Il Sepolcro segno di speranza e unità

Il simbolo stesso dell'identità cristiana di Gerusalemme, il luogo fisico che custodisce la memoria della Risurrezione del Signore – perché a differenza di ogni altra tomba non racchiude un corpo, segno della vittoria sulla morte – dal 22 marzo è tornato luogo di preghiera e pellegrinaggio. Dopo quasi un anno di lavori di restauro che hanno interessato l'edicola che sovrasta la monumentale costruzione il Santo Sepolcro è riaperto ora ai pellegrini che arrivano in Terra Santa in vista della prossima Pasqua.
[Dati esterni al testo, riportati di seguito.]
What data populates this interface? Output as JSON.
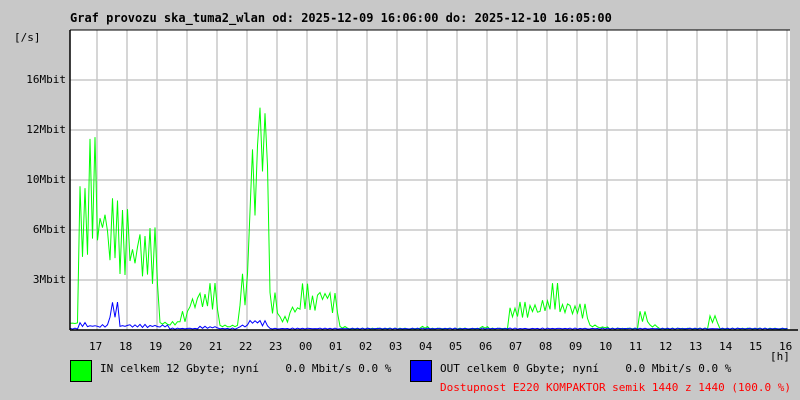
{
  "title": "Graf provozu ska_tuma2_wlan od: 2025-12-09 16:06:00 do: 2025-12-10 16:05:00",
  "colors": {
    "in": "#00ff00",
    "out": "#0000ff",
    "availability": "#ff0000",
    "grid": "#c8c8c8",
    "plot_bg": "#ffffff"
  },
  "chart_data": {
    "type": "line",
    "title": "Graf provozu ska_tuma2_wlan od: 2025-12-09 16:06:00 do: 2025-12-10 16:05:00",
    "ylabel": "[/s]",
    "xlabel": "[h]",
    "ylim": [
      0,
      20
    ],
    "x_tick_labels": [
      "17",
      "18",
      "19",
      "20",
      "21",
      "22",
      "23",
      "00",
      "01",
      "02",
      "03",
      "04",
      "05",
      "06",
      "07",
      "08",
      "09",
      "10",
      "11",
      "12",
      "13",
      "14",
      "15",
      "16"
    ],
    "y_ticks": [
      {
        "label": "3Mbit",
        "value": 3.33
      },
      {
        "label": "6Mbit",
        "value": 6.67
      },
      {
        "label": "10Mbit",
        "value": 10
      },
      {
        "label": "12Mbit",
        "value": 13.33
      },
      {
        "label": "16Mbit",
        "value": 16.67
      }
    ],
    "bin_minutes": 20,
    "grid": true,
    "series": [
      {
        "name": "IN",
        "unit": "Mbit/s",
        "values": [
          0.5,
          8,
          10.5,
          8,
          7.5,
          6.5,
          5.5,
          5.5,
          5.5,
          0.5,
          0.5,
          1,
          2,
          2.2,
          2.5,
          0.3,
          0.3,
          3,
          11,
          14,
          2,
          0.8,
          1.5,
          2.5,
          2,
          2.5,
          2,
          0.2,
          0.1,
          0.1,
          0.1,
          0.1,
          0.1,
          0.1,
          0.1,
          0.2,
          0.1,
          0.1,
          0.1,
          0.1,
          0.1,
          0.2,
          0.1,
          0.1,
          1.3,
          1.5,
          1.6,
          1.8,
          2.5,
          1.6,
          1.5,
          1.4,
          0.3,
          0.2,
          0.1,
          0.1,
          0.1,
          1,
          0.3,
          0.1,
          0.1,
          0.1,
          0.1,
          0.1,
          0.8,
          0.1,
          0.1,
          0.1,
          0.1,
          0.1,
          0.1,
          0.1
        ]
      },
      {
        "name": "OUT",
        "unit": "Mbit/s",
        "values": [
          0.1,
          0.4,
          0.3,
          0.3,
          1.5,
          0.3,
          0.3,
          0.3,
          0.3,
          0.3,
          0.1,
          0.1,
          0.1,
          0.2,
          0.2,
          0.1,
          0.1,
          0.3,
          0.6,
          0.5,
          0.1,
          0.1,
          0.1,
          0.1,
          0.1,
          0.1,
          0.1,
          0.1,
          0.1,
          0.1,
          0.1,
          0.1,
          0.1,
          0.1,
          0.1,
          0.1,
          0.1,
          0.1,
          0.1,
          0.1,
          0.1,
          0.1,
          0.1,
          0.1,
          0.1,
          0.1,
          0.1,
          0.1,
          0.1,
          0.1,
          0.1,
          0.1,
          0.1,
          0.1,
          0.1,
          0.1,
          0.1,
          0.1,
          0.1,
          0.1,
          0.1,
          0.1,
          0.1,
          0.1,
          0.1,
          0.1,
          0.1,
          0.1,
          0.1,
          0.1,
          0.1,
          0.1
        ]
      }
    ]
  },
  "legend": {
    "in_text": "IN celkem 12 Gbyte; nyní    0.0 Mbit/s 0.0 %",
    "out_text": "OUT celkem 0 Gbyte; nyní    0.0 Mbit/s 0.0 %",
    "availability_text": "Dostupnost E220 KOMPAKTOR semik 1440 z 1440 (100.0 %)"
  }
}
Festa che, per una felice coincidenza tra calendario giuliano e gregoriano, quest'anno verrà celebrata nella stessa data e nella Veglia Pasquale del Sabato Santo proprio dal Santo Sepolcro si sprigionerà il Fuoco Santo, simbolo del Risorto, che illuminerà l'intera basilica inizialmente lì voluta dall'imperatore Costantino nel 324.

I lavori, effettuati per conto delle tre comunità di cristiani di Terra Santa (cattolica, armena e ortodossa) sotto la direzione di Antonia Maropoulou dell'università di Atene che ha coordinato uno staff di 30 colleghi e diversi collaboratori e una nutrita serie di finanziamenti di varia provenienza (compresi il governo greco e il re di Giordania), assumono oggi un “valore simbolico aggiuntivo” come spiega il custode di Terra Santa, il trentino fra Francesco Patton ofm. “Il luogo della Risurrezione del Signore, alla base della nostra fede e della nostra speranza, diventa oggi anche il segno di un importante lavoro di consolidamento delle relazioni fraterne con la restaurazione di un profondo senso di fiducia reciproca fra le nostre tre comunità cristiane in Terra Santa”.

Un luogo che per i Francescani rappresenta anche un valore affettivo legato alla storia della loro presenza laggiù: lo stesso san Francesco in una delle sue Lettere ricorda la venerazione per questo luogo dove i suoi Frati giunsero fin dal 1217 e tanto contribuirono nella storia al suo studio e conservazione (imponente fu il restauro completato nel 1555 dall'allora custode Bonifacio da Ragusa).

La solenne celebrazione ecumenica di ringraziamento (“un evento assolutamente straordinario” commentava Patton) che si è svolta la settimana scorsa testimonia il dialogo e la vicinanza dei cristiani, presenti anche copti, siriaci ed etiopi. “Ciò che si ritiene impossibile può diventare possibile” ha detto in quella sede il patriarca greco-ortodosso Theofilus III auspicando di “raggiungere una convivenza pacifica e armoniosa e condividere questa Terra Santa e soprattutto Gerusalemme, sacra allo stesso modo per le tre religioni abramitiche, giudaismo, cristianesimo e islam”. Con lo sguardo e il cuore rivolti ai tanti conflitti che insanguinano il Medio Oriente il suo confratello Bartolomeo I di Costantinopoli invitava a pregare per la pace e l'unità.